Vera Castellanos We're nearing the end of our time. Looking forward, what's your prediction for germline editing? Will it become routine medical practice, remain confined to rare cases, or be banned entirely?
Dr. Jennifer Doudna I think it will become accepted for a narrow range of severe monogenic diseases where alternatives are inadequate. That might include a few dozen conditions. But I'm skeptical it will expand to broad enhancement, at least in well-regulated jurisdictions, because the technical challenges and ethical concerns remain formidable. The real wild card is what happens in less regulated environments and whether international coordination can constrain that.
Ryan Nakamura So we're looking at a world with permanent genetic inequality—some populations with access to germline modification, others without.

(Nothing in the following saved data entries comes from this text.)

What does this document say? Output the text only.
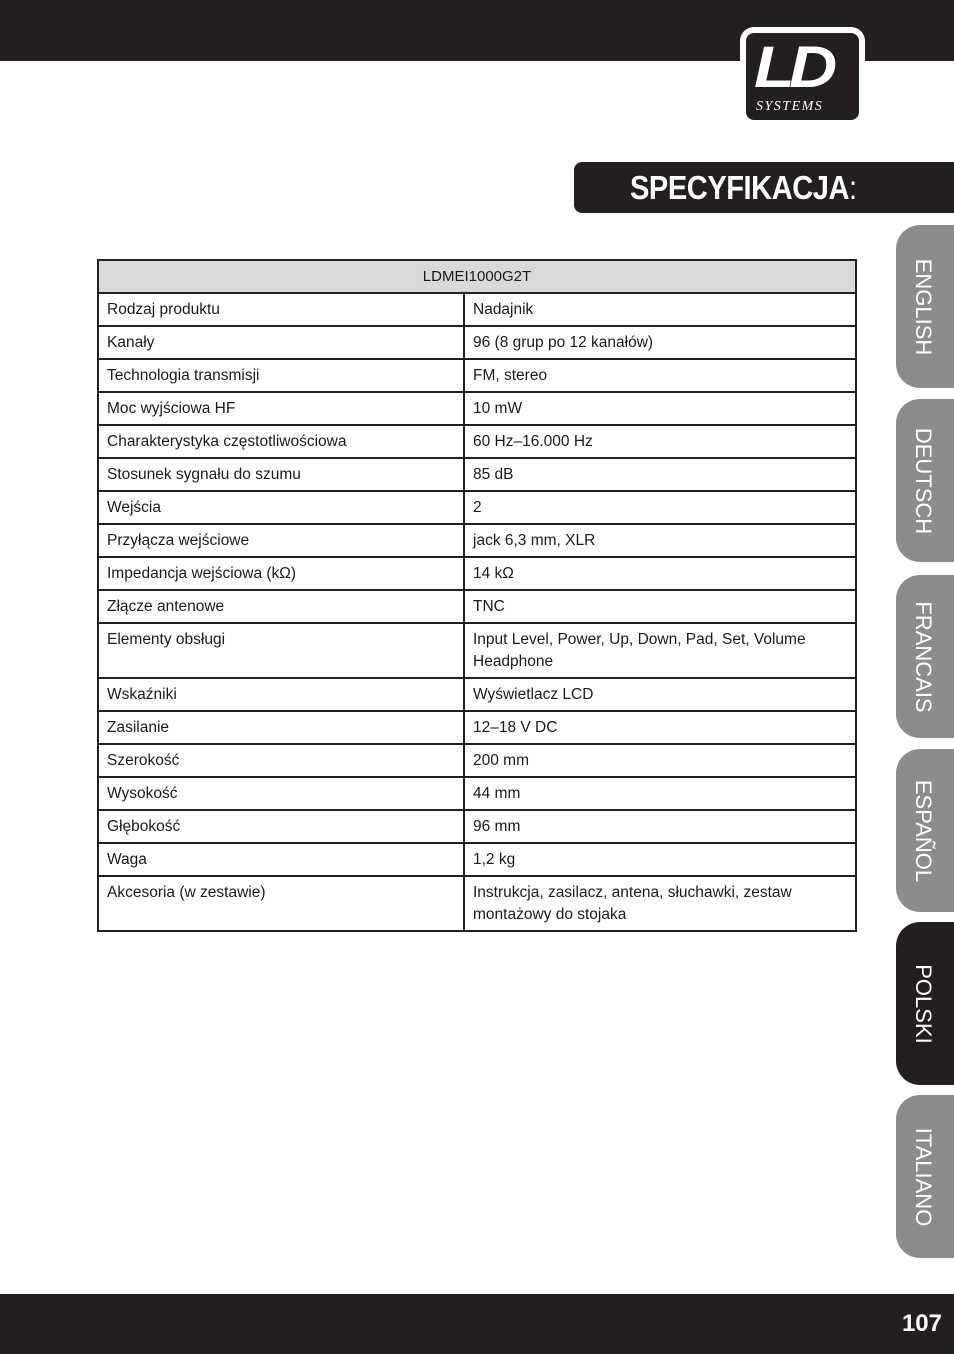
LD
SYSTEMS
SPECYFIKACJA:
LDMEI1000G2T	
Rodzaj produktu	Nadajnik
Kanały	96 (8 grup po 12 kanałów)
Technologia transmisji	FM, stereo
Moc wyjściowa HF	10 mW
Charakterystyka częstotliwościowa	60 Hz–16.000 Hz
Stosunek sygnału do szumu	85 dB
Wejścia	2
Przyłącza wejściowe	jack 6,3 mm, XLR
Impedancja wejściowa (kΩ)	14 kΩ
Złącze antenowe	TNC
Elementy obsługi	Input Level, Power, Up, Down, Pad, Set, Volume Headphone
Wskaźniki	Wyświetlacz LCD
Zasilanie	12–18 V DC
Szerokość	200 mm
Wysokość	44 mm
Głębokość	96 mm
Waga	1,2 kg
Akcesoria (w zestawie)	Instrukcja, zasilacz, antena, słuchawki, zestaw montażowy do stojaka
ENGLISH
DEUTSCH
FRANCAIS
ESPAÑOL
POLSKI
ITALIANO
107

Dr. Jennifer Doudna Possibly, though I hope not. The goal should be establishing global norms that make germline editing, when used, available equitably. But that requires political will and resources that aren't currently in evidence.
Vera Castellanos Dr. Doudna, thank you for this important conversation.
Dr. Jennifer Doudna Thank you for having me. These are critical questions we need to keep asking.
Ryan Nakamura Join us tomorrow as we explore the moral status of brain organoids with Dr. Madeline Lancaster.
Vera Castellanos Until then, remain skeptical and curious. Good afternoon.